Bulletin from the annual general meeting of Alzinova AB (publ)
The following resolutions were passed at the annual general meeting (the “AGM”) of Alzinova AB (publ) (“the Company”) on 18 May in Gothenburg.
Adoption of income statement and balance sheet and discharge from liability
The AGM resolved to adopt the income statement for the financial year 2021 as well as the balance sheet as of 31 December 2021. The members of the board of directors and the managing director were discharged from liability for the financial year 2021.
Allocation of profit or loss
The AGM resolved, in accordance with the Board of Directors’ proposal, that no dividend shall be paid for 2021 and that the results of the company shall be carried forward.
Board of Directors and auditor
The AGM resolved, in accordance with the nomination committee’s proposal, on re-election of Björn Larsson, Anders Blom, Lena Degling Wikingsson, Per-Göran Gillberg, Clas Malmeström, Carol Routledge, Pernilla Sandwall and Anders Waas as board members. Furthermore, the Deputy Board member Anders Sandberg was re-elected. Björn Larsson was re-elected as the chairman of the Board of Directors. The AGM re-elected the audit firm Ernst & Young Aktiebolag AB as auditor.
The AGM further resolved on remuneration to the Board of Directors in accordance with the nomination committee’s proposal. The AGM furthermore resolved in accordance with the nomination committee’s proposal, that remuneration to the auditor shall be paid in accordance with approved statement of costs.

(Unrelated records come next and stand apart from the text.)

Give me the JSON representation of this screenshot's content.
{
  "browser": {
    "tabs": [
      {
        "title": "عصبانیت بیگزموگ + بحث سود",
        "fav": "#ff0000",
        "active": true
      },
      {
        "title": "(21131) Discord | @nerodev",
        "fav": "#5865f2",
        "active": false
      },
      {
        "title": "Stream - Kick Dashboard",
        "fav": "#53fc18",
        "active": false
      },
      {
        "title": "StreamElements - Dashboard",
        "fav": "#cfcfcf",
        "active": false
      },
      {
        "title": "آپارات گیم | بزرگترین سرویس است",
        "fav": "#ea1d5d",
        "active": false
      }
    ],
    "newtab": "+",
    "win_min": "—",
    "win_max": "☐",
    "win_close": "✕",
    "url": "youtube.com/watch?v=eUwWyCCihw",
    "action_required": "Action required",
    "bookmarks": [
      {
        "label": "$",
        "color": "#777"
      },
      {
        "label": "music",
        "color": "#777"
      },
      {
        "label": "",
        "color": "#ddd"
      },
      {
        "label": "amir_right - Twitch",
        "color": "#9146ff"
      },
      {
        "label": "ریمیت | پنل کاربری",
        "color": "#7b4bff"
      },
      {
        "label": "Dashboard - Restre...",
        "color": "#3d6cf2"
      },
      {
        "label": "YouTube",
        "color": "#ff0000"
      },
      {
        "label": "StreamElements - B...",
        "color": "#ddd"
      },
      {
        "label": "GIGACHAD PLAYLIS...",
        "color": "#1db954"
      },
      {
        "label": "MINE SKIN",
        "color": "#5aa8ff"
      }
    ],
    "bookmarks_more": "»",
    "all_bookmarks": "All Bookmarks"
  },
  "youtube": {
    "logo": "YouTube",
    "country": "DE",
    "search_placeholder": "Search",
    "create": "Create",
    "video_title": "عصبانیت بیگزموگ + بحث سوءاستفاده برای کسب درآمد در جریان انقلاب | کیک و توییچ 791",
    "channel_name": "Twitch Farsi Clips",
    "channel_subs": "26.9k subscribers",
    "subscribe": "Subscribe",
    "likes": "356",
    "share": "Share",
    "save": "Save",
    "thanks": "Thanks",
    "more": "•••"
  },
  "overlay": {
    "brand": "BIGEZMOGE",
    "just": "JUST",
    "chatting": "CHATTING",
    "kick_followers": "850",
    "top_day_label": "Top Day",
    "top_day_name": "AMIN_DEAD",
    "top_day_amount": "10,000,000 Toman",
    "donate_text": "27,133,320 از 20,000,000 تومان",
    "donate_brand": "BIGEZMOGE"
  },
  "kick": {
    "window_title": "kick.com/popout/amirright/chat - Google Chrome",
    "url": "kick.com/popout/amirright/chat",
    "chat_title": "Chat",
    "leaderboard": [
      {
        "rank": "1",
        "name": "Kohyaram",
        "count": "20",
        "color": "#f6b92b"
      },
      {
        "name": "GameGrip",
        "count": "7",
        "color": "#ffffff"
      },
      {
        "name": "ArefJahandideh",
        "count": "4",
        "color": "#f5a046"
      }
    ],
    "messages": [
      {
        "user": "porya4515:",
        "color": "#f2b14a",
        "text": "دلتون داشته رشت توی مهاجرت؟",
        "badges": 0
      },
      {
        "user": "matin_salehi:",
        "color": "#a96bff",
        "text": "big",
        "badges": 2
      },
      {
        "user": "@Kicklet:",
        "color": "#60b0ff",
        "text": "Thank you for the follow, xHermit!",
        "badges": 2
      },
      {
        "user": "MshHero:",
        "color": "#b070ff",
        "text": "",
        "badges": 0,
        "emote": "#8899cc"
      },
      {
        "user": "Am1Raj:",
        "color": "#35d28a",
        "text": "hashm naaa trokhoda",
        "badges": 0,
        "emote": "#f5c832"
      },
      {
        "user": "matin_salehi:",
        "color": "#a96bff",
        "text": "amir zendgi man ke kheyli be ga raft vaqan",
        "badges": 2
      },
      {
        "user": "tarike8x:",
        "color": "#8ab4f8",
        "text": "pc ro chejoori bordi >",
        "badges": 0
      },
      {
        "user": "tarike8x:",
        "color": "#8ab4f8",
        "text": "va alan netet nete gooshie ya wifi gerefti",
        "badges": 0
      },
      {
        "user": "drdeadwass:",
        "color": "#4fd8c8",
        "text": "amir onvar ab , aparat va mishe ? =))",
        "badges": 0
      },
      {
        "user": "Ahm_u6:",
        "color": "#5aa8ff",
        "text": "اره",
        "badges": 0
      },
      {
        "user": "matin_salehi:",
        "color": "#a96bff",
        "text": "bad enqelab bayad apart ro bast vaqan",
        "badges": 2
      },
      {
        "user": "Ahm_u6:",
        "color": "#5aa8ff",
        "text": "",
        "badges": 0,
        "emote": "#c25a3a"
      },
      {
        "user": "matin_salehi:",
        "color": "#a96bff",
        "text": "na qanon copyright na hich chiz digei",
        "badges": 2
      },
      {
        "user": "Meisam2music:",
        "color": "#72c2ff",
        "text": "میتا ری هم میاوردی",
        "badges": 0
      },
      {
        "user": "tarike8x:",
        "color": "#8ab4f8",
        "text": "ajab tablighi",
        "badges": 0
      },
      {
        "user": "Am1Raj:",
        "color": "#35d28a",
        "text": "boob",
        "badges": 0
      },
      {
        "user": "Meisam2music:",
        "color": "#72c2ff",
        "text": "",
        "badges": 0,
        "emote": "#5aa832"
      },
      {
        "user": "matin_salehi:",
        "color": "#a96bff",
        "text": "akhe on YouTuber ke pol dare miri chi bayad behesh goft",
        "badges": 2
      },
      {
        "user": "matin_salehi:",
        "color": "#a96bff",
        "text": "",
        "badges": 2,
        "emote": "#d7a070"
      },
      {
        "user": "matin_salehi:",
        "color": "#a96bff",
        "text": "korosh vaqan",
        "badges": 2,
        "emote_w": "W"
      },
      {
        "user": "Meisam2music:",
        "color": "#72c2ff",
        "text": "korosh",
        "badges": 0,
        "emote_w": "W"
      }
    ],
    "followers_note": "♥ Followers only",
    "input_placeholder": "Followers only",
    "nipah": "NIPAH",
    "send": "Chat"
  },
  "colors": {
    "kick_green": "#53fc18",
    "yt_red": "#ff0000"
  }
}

Amendment of the articles of association
The AGM resolved, in accordance with the Board of Directors’ proposal, to amend the articles of association. The amendment was made in order to change the limits for the amount of share capital as well as the number of shares to enable the Rights Issue.

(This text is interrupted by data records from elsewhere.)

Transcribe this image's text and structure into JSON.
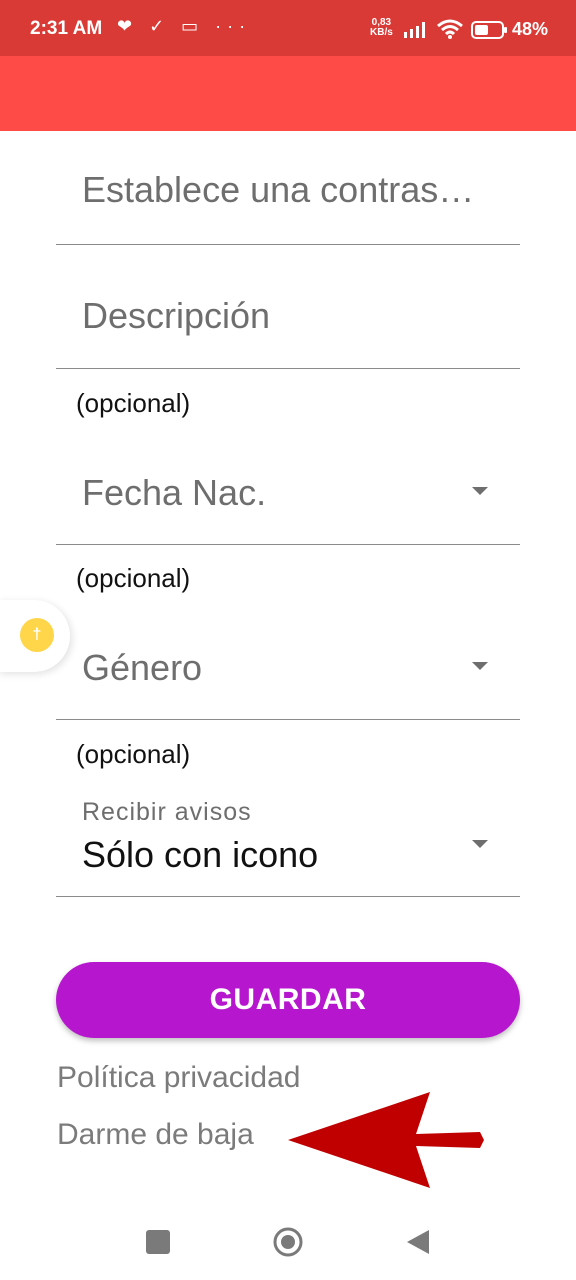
{
  "status_bar": {
    "time": "2:31 AM",
    "left_icons": "❤ ✓ ▭ ···",
    "net_speed_value": "0,83",
    "net_speed_unit": "KB/s",
    "battery": "48%"
  },
  "form": {
    "password_placeholder": "Establece una contraseña",
    "description_placeholder": "Descripción",
    "description_helper": "(opcional)",
    "birthdate_placeholder": "Fecha Nac.",
    "birthdate_helper": "(opcional)",
    "gender_placeholder": "Género",
    "gender_helper": "(opcional)",
    "notifications_label": "Recibir avisos",
    "notifications_value": "Sólo con icono"
  },
  "actions": {
    "save_label": "GUARDAR",
    "privacy_link": "Política privacidad",
    "unsubscribe_link": "Darme de baja"
  },
  "colors": {
    "status_bar": "#d93a35",
    "app_bar": "#ff4b47",
    "save_button": "#b617ce",
    "annotation_arrow": "#c00000"
  }
}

Issue of units with pre-emption rights for the shareholders (the “Rights Issue”)
The AGM resolved, in accordance with the Board of Directors’ proposal, to approve the Board of Directors' resolution on an issue of units with pre-emption rights for the shareholders.
Through the Rights Issue the share capital can be increased with not more than SEK 5,328,878.385000 through an issue of not more than 20,261,895 shares. Furthermore, 16,209,516 warrants of series TO3 (“Warrants”) can be issued. One (1) Warrant entails a right to subscribe for one (1) new share whereby the Company’s share capital can, additionally, increase with not more than SEK 4,263,102.708000 and the number of shares can, additionally, increase with not more than 16,209,516 shares.
The new shares and Warrants will be issued as so-called units. Each unit consists of five (5) shares and four (4) Warrants. Possession of one (1) share on the record date on 25 May 2022, entitles the holder to one (1) unit right. Four (4) unit rights entitle the holder to subscribe for one (1) unit.
The subscription price for each unit shall amount to SEK 10.50. The subscription price for each share shall thus amount to SEK 2.10. The Warrants are issued free of charge. The part of the subscription price for the shares that exceeds the quotient value of the share shall be added to the non-restricted share premium reserve and the part of the subscription price for the shares which are subscribed for through exercising the Warrants which exceeds the quotient value of the share shall be added to the non-restricted share premium reserve. The right to subscribe for units shall accure with pre-emptions rights to those who, as of the record date on 25 May 2022, own shares in the Company.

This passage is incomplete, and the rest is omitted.